Funny how MS takes so much heat for aging out OS’s and other products, when it is the same model used by so many other companies and industries, such as Cisco, HP, phone software, router software, printer manufactures, scanners, etc.
I think I may have pinpointed the problem. If your IT tech needs to "find a vendor" - that's no tech.
I maintain a small network and its hardware for a family run business, strictly self taught. And I'm convinced that with $3,000 and a Newegg login I could buy or build, and image from a given XP system, five reasonably fast-performing desktops inside of a week, since I doubt that current gaming-grade CPU and GPU are called for.
Now, if your wife's big dollar lab gear requires a custom hardware interface - a specialized card or dongle - then indeed, that ratchets up the complexity bigtime and she has every right to raise hell with the hardware supplier.
But absent that I see no reason why this process should be excessively costly or time consuming.
I honestly think Windows/MS would be in far deeper doo-doo then they are now were it not for virtualization. Within two feet of where I type I have two linux machines that have windows VM’s on them. Then on my corporate laptop I’m connected to a couple of other remote windows VM’s and there’s yet a third that I typically access a few times a week.
It turns out MS knows this and they spend a lot of time and $$$ making sure that virtualization works well and also extracting all the license $$$ they can from said virtualization.
Just bought a HIGH POWERED new Desktop with a blank hard drive. Installed Windows XP and I love it.

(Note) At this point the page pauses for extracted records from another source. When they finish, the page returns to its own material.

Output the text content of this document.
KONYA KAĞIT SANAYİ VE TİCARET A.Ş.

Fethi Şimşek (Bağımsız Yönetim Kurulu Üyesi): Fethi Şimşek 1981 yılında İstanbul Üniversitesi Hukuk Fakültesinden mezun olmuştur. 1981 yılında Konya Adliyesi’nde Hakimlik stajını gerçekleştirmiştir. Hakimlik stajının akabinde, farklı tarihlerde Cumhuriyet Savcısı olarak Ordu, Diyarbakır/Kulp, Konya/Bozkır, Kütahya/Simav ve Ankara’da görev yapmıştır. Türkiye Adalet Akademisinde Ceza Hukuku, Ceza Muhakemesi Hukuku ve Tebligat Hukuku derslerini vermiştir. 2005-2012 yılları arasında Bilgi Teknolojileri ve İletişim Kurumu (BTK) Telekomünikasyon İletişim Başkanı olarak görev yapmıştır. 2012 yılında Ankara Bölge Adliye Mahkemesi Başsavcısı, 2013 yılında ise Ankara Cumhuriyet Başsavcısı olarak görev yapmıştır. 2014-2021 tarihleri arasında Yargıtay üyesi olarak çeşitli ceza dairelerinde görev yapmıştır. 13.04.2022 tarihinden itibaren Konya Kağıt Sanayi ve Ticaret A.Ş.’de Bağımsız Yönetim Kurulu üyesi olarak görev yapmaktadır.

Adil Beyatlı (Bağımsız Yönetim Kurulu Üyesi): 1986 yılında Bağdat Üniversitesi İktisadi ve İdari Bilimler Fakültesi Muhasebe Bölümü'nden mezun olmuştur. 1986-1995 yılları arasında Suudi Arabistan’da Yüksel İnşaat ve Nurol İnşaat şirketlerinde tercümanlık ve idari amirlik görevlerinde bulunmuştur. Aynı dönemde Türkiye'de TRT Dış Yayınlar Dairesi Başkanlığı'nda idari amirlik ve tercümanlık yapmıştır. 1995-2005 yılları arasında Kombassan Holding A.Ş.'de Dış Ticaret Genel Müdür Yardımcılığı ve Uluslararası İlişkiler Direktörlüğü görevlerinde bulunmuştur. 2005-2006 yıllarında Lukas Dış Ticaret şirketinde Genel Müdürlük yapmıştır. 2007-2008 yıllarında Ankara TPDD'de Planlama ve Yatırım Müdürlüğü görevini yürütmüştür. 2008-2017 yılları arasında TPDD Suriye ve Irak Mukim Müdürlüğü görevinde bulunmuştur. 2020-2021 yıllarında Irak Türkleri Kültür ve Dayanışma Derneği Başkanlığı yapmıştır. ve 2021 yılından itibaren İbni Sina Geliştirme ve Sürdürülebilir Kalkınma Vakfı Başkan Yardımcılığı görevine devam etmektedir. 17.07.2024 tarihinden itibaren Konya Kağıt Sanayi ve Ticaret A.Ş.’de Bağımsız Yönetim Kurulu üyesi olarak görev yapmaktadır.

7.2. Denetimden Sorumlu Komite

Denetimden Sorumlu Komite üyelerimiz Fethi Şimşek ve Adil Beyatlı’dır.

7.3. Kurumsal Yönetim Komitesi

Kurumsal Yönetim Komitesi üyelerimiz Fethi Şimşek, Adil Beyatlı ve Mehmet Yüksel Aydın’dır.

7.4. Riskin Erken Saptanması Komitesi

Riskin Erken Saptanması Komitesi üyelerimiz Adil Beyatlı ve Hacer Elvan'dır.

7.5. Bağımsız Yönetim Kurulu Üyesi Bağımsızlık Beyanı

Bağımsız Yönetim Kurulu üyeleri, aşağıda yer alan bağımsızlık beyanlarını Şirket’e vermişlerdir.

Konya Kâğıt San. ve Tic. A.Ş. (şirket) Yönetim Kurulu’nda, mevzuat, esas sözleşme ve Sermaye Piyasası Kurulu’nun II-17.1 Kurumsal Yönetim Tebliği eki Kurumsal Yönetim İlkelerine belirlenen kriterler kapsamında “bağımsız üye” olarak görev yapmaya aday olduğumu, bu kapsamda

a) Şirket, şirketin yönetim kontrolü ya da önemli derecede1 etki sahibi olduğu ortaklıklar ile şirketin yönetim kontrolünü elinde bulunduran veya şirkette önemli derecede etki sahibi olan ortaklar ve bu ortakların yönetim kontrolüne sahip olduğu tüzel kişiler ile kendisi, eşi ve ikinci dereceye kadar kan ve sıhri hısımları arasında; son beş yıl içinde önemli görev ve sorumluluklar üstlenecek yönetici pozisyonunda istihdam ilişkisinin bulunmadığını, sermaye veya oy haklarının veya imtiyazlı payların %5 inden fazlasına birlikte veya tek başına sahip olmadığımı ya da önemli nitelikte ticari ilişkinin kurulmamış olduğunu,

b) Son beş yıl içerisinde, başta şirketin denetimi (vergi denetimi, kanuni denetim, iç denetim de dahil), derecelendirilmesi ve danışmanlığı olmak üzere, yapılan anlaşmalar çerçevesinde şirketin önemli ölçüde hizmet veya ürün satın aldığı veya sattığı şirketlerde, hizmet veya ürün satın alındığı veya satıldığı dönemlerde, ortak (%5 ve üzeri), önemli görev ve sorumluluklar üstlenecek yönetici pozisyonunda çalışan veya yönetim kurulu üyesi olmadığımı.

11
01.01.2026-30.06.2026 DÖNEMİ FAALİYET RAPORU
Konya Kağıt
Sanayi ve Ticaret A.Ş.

I think their abandoning reliance on GUI-based management will also prove to be a good long-term strategic decision. Anybody with a clue saw this coming when they made Jeffrey Snover the lead architect of the server division.
How many man-hours did it take you to get to your current level of expertise (which, I assure you, most small businesses do NOT have)?? That time comes directly out of billable hours.
It takes time and effort away from the money-making parts of the operation. Multiply it by the (probably) tens or hundreds of thousands of times a year it happens, and it adds up to big money, and is not acceptable.
And it "used" to be the main advantage that Microsoft had over Apple. Microsoft at least made an effort to "try" to assure some level of legacy support. With Apple, it was "legacy??....tough cookies, baby". With Windows 8 Microsoft tried to be Apple, and the customers are simply telling them to go to hell.
I think the solution I propose will reduce the pain and uncertainty of the end user by a few orders of magnitude, and give Microsoft a huge leg up with its customer base.